Financial Planning for New Physicians
Posted on: December 15, 2020
Financial Planning for New Physicians
Once you finish your residency and you are no longer a student, your entire financial situation changes. Suddenly, you’re left navigating a new financial situation that your medical training couldn’t prepare you for. Between managing your cash flow, billing for your services and collecting payment, paying off your student debt, and learning to invest and manage your taxes, there are a lot of new skills you’ll need to learn quickly as you adjust to your new reality as a physician.
The first few years after residency can often be categorized as paying off your debt, deferring gratification by maintaining a more frugal residency lifestyle and learning about all of the financial aspects of being a doctor that you weren’t taught in medical school in order to set yourself up for future financial gains.

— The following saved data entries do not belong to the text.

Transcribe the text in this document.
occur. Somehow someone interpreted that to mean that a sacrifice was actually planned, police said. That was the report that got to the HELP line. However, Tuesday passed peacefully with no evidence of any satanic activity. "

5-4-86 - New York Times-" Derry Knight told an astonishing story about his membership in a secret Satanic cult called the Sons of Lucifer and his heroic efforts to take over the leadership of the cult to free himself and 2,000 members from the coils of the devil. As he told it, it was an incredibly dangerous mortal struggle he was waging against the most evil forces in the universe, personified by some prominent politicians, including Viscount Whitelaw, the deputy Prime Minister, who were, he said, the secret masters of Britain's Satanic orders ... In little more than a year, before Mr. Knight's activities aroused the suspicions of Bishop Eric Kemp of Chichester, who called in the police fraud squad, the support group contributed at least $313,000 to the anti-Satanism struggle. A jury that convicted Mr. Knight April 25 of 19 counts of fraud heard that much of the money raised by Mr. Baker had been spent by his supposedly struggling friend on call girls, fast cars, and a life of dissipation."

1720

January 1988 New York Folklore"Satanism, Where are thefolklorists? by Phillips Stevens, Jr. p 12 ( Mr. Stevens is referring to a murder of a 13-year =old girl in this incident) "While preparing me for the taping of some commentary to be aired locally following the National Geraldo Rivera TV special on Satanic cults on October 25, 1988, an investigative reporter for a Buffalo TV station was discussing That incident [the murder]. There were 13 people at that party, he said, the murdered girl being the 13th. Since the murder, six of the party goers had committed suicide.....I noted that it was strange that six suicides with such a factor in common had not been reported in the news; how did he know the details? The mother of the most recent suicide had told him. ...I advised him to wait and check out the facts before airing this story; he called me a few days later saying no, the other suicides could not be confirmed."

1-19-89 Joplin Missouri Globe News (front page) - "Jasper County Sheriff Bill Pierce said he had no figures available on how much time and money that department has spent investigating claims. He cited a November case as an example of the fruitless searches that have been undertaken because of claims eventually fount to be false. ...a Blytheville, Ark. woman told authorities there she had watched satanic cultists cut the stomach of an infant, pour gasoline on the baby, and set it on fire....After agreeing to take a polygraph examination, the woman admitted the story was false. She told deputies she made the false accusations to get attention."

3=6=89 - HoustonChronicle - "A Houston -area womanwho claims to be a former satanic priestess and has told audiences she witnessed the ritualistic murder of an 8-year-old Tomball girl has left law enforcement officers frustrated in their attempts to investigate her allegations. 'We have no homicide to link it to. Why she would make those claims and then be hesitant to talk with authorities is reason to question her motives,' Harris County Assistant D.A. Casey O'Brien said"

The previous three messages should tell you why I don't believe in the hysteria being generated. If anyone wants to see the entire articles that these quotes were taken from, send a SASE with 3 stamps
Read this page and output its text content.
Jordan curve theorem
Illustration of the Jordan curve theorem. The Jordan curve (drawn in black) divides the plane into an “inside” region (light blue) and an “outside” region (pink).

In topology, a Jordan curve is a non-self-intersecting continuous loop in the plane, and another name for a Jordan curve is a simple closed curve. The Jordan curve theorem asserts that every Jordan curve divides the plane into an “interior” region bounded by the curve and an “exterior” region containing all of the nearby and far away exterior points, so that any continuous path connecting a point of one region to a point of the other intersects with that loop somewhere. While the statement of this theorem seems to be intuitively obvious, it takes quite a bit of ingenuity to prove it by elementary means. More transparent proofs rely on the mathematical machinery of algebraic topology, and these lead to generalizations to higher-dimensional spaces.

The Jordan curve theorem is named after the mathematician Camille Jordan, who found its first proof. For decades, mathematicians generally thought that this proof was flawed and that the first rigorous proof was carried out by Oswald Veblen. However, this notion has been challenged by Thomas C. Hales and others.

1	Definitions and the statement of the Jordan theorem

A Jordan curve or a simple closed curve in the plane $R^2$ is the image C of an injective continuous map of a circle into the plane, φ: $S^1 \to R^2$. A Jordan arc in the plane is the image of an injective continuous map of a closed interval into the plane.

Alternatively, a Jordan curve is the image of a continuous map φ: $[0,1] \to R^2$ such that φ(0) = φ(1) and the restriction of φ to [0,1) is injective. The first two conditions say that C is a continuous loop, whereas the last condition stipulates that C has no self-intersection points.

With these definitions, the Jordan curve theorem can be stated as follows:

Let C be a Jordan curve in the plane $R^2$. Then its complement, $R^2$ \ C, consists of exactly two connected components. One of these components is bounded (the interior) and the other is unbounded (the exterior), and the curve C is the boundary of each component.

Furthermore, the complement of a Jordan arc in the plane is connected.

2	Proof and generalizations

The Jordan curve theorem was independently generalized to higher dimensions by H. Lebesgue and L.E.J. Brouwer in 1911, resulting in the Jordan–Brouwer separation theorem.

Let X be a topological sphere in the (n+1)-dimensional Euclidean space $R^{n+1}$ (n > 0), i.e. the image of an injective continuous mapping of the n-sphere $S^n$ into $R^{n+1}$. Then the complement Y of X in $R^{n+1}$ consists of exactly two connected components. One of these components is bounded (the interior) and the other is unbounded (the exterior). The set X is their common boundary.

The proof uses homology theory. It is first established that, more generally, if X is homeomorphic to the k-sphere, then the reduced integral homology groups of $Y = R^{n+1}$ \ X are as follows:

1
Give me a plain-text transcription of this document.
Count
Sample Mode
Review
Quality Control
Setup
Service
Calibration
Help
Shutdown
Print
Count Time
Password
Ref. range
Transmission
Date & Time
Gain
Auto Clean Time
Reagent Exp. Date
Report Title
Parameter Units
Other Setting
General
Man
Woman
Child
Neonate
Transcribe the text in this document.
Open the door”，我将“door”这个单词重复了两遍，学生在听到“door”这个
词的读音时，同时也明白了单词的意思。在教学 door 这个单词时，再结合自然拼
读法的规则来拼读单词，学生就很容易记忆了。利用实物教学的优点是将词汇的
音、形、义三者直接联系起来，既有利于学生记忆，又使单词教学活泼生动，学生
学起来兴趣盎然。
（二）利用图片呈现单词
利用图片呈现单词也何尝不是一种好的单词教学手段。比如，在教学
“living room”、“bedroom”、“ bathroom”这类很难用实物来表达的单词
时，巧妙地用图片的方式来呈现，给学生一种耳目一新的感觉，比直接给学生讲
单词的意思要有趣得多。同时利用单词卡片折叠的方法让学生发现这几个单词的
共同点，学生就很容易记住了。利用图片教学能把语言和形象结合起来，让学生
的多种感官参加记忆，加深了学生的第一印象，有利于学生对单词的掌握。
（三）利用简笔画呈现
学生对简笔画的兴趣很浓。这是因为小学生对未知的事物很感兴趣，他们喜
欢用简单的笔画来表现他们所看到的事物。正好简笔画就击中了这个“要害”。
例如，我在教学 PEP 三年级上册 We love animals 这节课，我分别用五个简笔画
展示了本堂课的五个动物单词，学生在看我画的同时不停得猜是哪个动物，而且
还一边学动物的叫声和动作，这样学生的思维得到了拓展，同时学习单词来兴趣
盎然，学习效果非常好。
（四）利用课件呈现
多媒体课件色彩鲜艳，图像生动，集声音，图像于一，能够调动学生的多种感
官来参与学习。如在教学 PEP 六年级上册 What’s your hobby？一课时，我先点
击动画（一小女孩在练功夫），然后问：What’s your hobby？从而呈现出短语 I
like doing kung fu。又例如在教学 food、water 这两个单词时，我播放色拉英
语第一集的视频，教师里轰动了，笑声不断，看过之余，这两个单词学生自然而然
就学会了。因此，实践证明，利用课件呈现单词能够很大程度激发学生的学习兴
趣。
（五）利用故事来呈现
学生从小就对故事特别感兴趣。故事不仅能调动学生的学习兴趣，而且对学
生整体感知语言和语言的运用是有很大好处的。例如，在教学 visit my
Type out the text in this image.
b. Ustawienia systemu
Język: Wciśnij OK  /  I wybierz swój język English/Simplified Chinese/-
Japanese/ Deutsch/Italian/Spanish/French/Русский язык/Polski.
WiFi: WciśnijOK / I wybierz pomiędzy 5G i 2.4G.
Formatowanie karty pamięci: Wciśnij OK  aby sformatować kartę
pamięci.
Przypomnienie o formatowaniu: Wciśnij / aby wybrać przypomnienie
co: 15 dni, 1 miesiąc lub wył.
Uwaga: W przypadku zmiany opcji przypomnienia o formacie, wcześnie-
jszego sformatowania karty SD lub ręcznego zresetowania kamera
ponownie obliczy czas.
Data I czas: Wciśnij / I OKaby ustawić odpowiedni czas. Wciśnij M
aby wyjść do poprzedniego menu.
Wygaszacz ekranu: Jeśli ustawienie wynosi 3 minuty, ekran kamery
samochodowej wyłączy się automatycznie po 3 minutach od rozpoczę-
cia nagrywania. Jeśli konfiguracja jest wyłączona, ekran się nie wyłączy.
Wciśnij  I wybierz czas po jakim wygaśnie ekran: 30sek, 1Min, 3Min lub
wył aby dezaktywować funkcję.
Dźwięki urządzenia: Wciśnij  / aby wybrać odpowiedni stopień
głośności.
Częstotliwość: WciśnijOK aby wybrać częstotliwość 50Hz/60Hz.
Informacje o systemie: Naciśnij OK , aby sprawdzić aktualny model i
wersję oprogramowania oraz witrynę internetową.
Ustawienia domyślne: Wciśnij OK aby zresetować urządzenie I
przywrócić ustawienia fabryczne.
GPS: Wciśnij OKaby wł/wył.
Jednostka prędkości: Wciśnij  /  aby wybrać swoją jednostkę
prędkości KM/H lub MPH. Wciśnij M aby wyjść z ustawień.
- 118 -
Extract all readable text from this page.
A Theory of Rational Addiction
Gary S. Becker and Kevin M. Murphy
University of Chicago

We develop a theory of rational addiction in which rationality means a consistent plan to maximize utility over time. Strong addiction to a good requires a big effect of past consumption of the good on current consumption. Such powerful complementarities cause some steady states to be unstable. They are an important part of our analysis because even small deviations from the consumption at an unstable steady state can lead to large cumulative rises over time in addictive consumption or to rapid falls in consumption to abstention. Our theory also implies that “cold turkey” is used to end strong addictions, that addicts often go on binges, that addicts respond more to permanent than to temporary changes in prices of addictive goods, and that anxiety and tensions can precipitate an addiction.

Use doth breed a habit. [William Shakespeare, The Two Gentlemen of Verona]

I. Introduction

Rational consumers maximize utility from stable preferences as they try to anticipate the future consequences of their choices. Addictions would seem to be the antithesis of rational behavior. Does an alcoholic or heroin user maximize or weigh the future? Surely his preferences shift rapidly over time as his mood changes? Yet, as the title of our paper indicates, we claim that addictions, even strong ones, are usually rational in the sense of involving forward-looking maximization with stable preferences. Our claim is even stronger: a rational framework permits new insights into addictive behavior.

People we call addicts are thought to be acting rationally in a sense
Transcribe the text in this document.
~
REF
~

According to the Faculties of Medicine in Canada (AMFC) the average medical school debt is roughly between $80,000 and $140,000. Over 13.6% of students graduate with over $200,000 of debt. Paying this off can be quite overwhelming and is often the first major financial goal of new physicians. During residency, even though you are making a salary, it is often significantly lower than the amount of debt that you may have. When you factor in living costs, simply servicing your debt and not borrowing more, unless necessary, is often the most you can do until you start earning more as a physician.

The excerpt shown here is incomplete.